A huge long term community effort about transforming the transforming the world and in oneself. That’s what science has been doing for the last four hundred years. Who knows what’s gonna come from that? His Holiness of Dalai Lama sees that as a very rich encounter. Anyway, we passed our time.
Some homework. If you would like, consider setting yourself the task this week each day trying to meditate. Sit down somewhere by yourself for five to ten minutes only and see if you can meditate on your breath. And maybe you’ve already done that with some other investigation you’ve done with meditation before. And if that’s the case, then what I want you to do a little bit differently in this case is when you sit down to start, think about what’s my motivation?
Why am I doing this? And if you detect something positive, then bring that make that explicit to yourself. Just real quickly. Right? Just real quickly do that in your mind.
Why am I here? Oh, okay. Yeah. That’s I I wanna and then yeah. Okay.
That’s why I’m doing it. Five, ten minutes. And then at the end, do something similar to what we’re going to do right now. You know, in in Buddhist practice, we often say when you do undertake some sort of practice, it should have three stages, the beginning, the middle, and the end. Buddhism loves dividing things up like this.
Drives you crazy after sometimes. Anyway, now in the beginning, what’s your motivation? Save it. Don’t just let it wander like we always do in our lives. We do things we never know why or never check our motivation.
Set your motivation at the beginning. Then do the meditation in the end. So do yourself well, now I did that that because and then I’m now offering the benefits of this for certain for a certain cause or purpose. So your homework is consider your med motivation, five or ten minutes meditating, and then dedicate the positive energy you’ve generated from doing that towards whatever it is you wanna dedicate it towards. And let’s do a little practice run now.
So just before we break, let’s we’ve engaged in some skillful activity tonight. We’ve stepped away from our normal lives to consider some things that we wouldn’t normally consider about ourselves, about a spiritual path. We’ve generated some positive creative potential through doing this. What are we gonna do with this positive energy? And you may want to think, well, I wanna dedicate this for my future well-being, helping me to sort out, make myself a better person.
That’s what I wanna dedicate it towards. And maybe there’s just a little bit left over, and you can offer a little bit to the person sitting next to you metaphorically. Hey. I’ve got a little bit of this energy that he has left over. I’ll I’ll offer some to you for your benefit as well.
So I’m not just doing it for me, but maybe it can be of use to you as well somehow. And maybe do that little thing in your mind. Here you go. Have some of my energy. My help.
Okay. Thank you very much. So it’s ten past nine. For those of you who would like to come to stay, you’re most welcome.
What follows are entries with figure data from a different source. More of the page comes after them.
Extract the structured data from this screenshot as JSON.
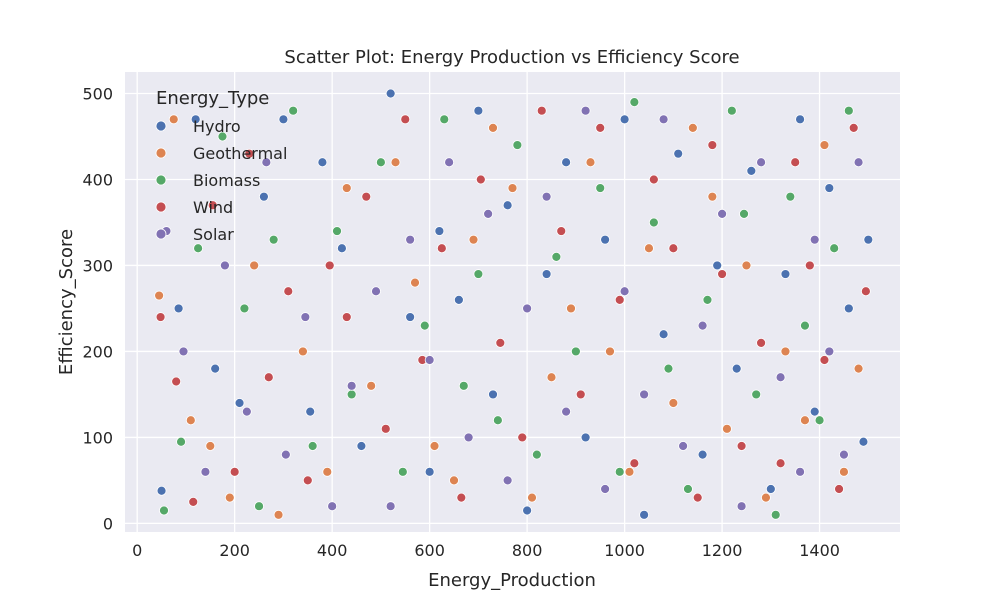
{
  "chart_data": {
    "type": "scatter",
    "title": "Scatter Plot: Energy Production vs Efficiency Score",
    "xlabel": "Energy_Production",
    "ylabel": "Efficiency_Score",
    "xlim": [
      -25,
      1565
    ],
    "ylim": [
      -10,
      525
    ],
    "xticks": [
      0,
      200,
      400,
      600,
      800,
      1000,
      1200,
      1400
    ],
    "yticks": [
      0,
      100,
      200,
      300,
      400,
      500
    ],
    "grid": true,
    "legend": {
      "title": "Energy_Type",
      "placement": "top-left"
    },
    "series": [
      {
        "name": "Hydro",
        "color": "#4c72b0",
        "points": [
          [
            50,
            38
          ],
          [
            85,
            250
          ],
          [
            120,
            470
          ],
          [
            160,
            180
          ],
          [
            210,
            140
          ],
          [
            260,
            380
          ],
          [
            300,
            470
          ],
          [
            355,
            130
          ],
          [
            380,
            420
          ],
          [
            420,
            320
          ],
          [
            460,
            90
          ],
          [
            520,
            500
          ],
          [
            560,
            240
          ],
          [
            600,
            60
          ],
          [
            620,
            340
          ],
          [
            660,
            260
          ],
          [
            700,
            480
          ],
          [
            730,
            150
          ],
          [
            760,
            370
          ],
          [
            800,
            15
          ],
          [
            840,
            290
          ],
          [
            880,
            420
          ],
          [
            920,
            100
          ],
          [
            960,
            330
          ],
          [
            1000,
            470
          ],
          [
            1040,
            10
          ],
          [
            1080,
            220
          ],
          [
            1110,
            430
          ],
          [
            1160,
            80
          ],
          [
            1190,
            300
          ],
          [
            1230,
            180
          ],
          [
            1260,
            410
          ],
          [
            1300,
            40
          ],
          [
            1330,
            290
          ],
          [
            1360,
            470
          ],
          [
            1390,
            130
          ],
          [
            1420,
            390
          ],
          [
            1460,
            250
          ],
          [
            1490,
            95
          ],
          [
            1500,
            330
          ]
        ]
      },
      {
        "name": "Geothermal",
        "color": "#dd8452",
        "points": [
          [
            45,
            265
          ],
          [
            75,
            470
          ],
          [
            110,
            120
          ],
          [
            150,
            90
          ],
          [
            190,
            30
          ],
          [
            240,
            300
          ],
          [
            290,
            10
          ],
          [
            340,
            200
          ],
          [
            390,
            60
          ],
          [
            430,
            390
          ],
          [
            480,
            160
          ],
          [
            530,
            420
          ],
          [
            570,
            280
          ],
          [
            610,
            90
          ],
          [
            650,
            50
          ],
          [
            690,
            330
          ],
          [
            730,
            460
          ],
          [
            770,
            390
          ],
          [
            810,
            30
          ],
          [
            850,
            170
          ],
          [
            890,
            250
          ],
          [
            930,
            420
          ],
          [
            970,
            200
          ],
          [
            1010,
            60
          ],
          [
            1050,
            320
          ],
          [
            1100,
            140
          ],
          [
            1140,
            460
          ],
          [
            1180,
            380
          ],
          [
            1210,
            110
          ],
          [
            1250,
            300
          ],
          [
            1290,
            30
          ],
          [
            1330,
            200
          ],
          [
            1370,
            120
          ],
          [
            1410,
            440
          ],
          [
            1450,
            60
          ],
          [
            1480,
            180
          ]
        ]
      },
      {
        "name": "Biomass",
        "color": "#55a868",
        "points": [
          [
            55,
            15
          ],
          [
            90,
            95
          ],
          [
            125,
            320
          ],
          [
            175,
            450
          ],
          [
            220,
            250
          ],
          [
            250,
            20
          ],
          [
            280,
            330
          ],
          [
            320,
            480
          ],
          [
            360,
            90
          ],
          [
            410,
            340
          ],
          [
            440,
            150
          ],
          [
            500,
            420
          ],
          [
            545,
            60
          ],
          [
            590,
            230
          ],
          [
            630,
            470
          ],
          [
            670,
            160
          ],
          [
            700,
            290
          ],
          [
            740,
            120
          ],
          [
            780,
            440
          ],
          [
            820,
            80
          ],
          [
            860,
            310
          ],
          [
            900,
            200
          ],
          [
            950,
            390
          ],
          [
            990,
            60
          ],
          [
            1020,
            490
          ],
          [
            1060,
            350
          ],
          [
            1090,
            180
          ],
          [
            1130,
            40
          ],
          [
            1170,
            260
          ],
          [
            1220,
            480
          ],
          [
            1245,
            360
          ],
          [
            1270,
            150
          ],
          [
            1310,
            10
          ],
          [
            1340,
            380
          ],
          [
            1370,
            230
          ],
          [
            1400,
            120
          ],
          [
            1430,
            320
          ],
          [
            1460,
            480
          ]
        ]
      },
      {
        "name": "Wind",
        "color": "#c44e52",
        "points": [
          [
            48,
            240
          ],
          [
            80,
            165
          ],
          [
            115,
            25
          ],
          [
            155,
            370
          ],
          [
            200,
            60
          ],
          [
            230,
            430
          ],
          [
            270,
            170
          ],
          [
            310,
            270
          ],
          [
            350,
            50
          ],
          [
            395,
            300
          ],
          [
            430,
            240
          ],
          [
            470,
            380
          ],
          [
            510,
            110
          ],
          [
            550,
            470
          ],
          [
            585,
            190
          ],
          [
            625,
            320
          ],
          [
            665,
            30
          ],
          [
            705,
            400
          ],
          [
            745,
            210
          ],
          [
            790,
            100
          ],
          [
            830,
            480
          ],
          [
            870,
            340
          ],
          [
            910,
            150
          ],
          [
            950,
            460
          ],
          [
            990,
            260
          ],
          [
            1020,
            70
          ],
          [
            1060,
            400
          ],
          [
            1100,
            320
          ],
          [
            1150,
            30
          ],
          [
            1180,
            440
          ],
          [
            1200,
            290
          ],
          [
            1240,
            90
          ],
          [
            1280,
            210
          ],
          [
            1320,
            70
          ],
          [
            1350,
            420
          ],
          [
            1380,
            300
          ],
          [
            1410,
            190
          ],
          [
            1440,
            40
          ],
          [
            1470,
            460
          ],
          [
            1495,
            270
          ]
        ]
      },
      {
        "name": "Solar",
        "color": "#8172b3",
        "points": [
          [
            60,
            340
          ],
          [
            95,
            200
          ],
          [
            140,
            60
          ],
          [
            180,
            300
          ],
          [
            225,
            130
          ],
          [
            265,
            420
          ],
          [
            305,
            80
          ],
          [
            345,
            240
          ],
          [
            400,
            20
          ],
          [
            440,
            160
          ],
          [
            490,
            270
          ],
          [
            520,
            20
          ],
          [
            560,
            330
          ],
          [
            600,
            190
          ],
          [
            640,
            420
          ],
          [
            680,
            100
          ],
          [
            720,
            360
          ],
          [
            760,
            50
          ],
          [
            800,
            250
          ],
          [
            840,
            380
          ],
          [
            880,
            130
          ],
          [
            920,
            480
          ],
          [
            960,
            40
          ],
          [
            1000,
            270
          ],
          [
            1040,
            150
          ],
          [
            1080,
            470
          ],
          [
            1120,
            90
          ],
          [
            1160,
            230
          ],
          [
            1200,
            360
          ],
          [
            1240,
            20
          ],
          [
            1280,
            420
          ],
          [
            1320,
            170
          ],
          [
            1360,
            60
          ],
          [
            1390,
            330
          ],
          [
            1420,
            200
          ],
          [
            1450,
            80
          ],
          [
            1480,
            420
          ]
        ]
      }
    ]
  }
}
If you are going to stay and you don’t have a name tag, perhaps we can find one.
Whether you stay or not please feel free to either get some more ice water or grab yourself a tea or Milo or coffee out the back and then those who do wish to stay we’ll reassemble just put our our mats or chairs in a circle here, and we’ll we’ll have a more informal chat until about ten. Thanks very much. Thank you. You’ve been extraordinary group given the heat.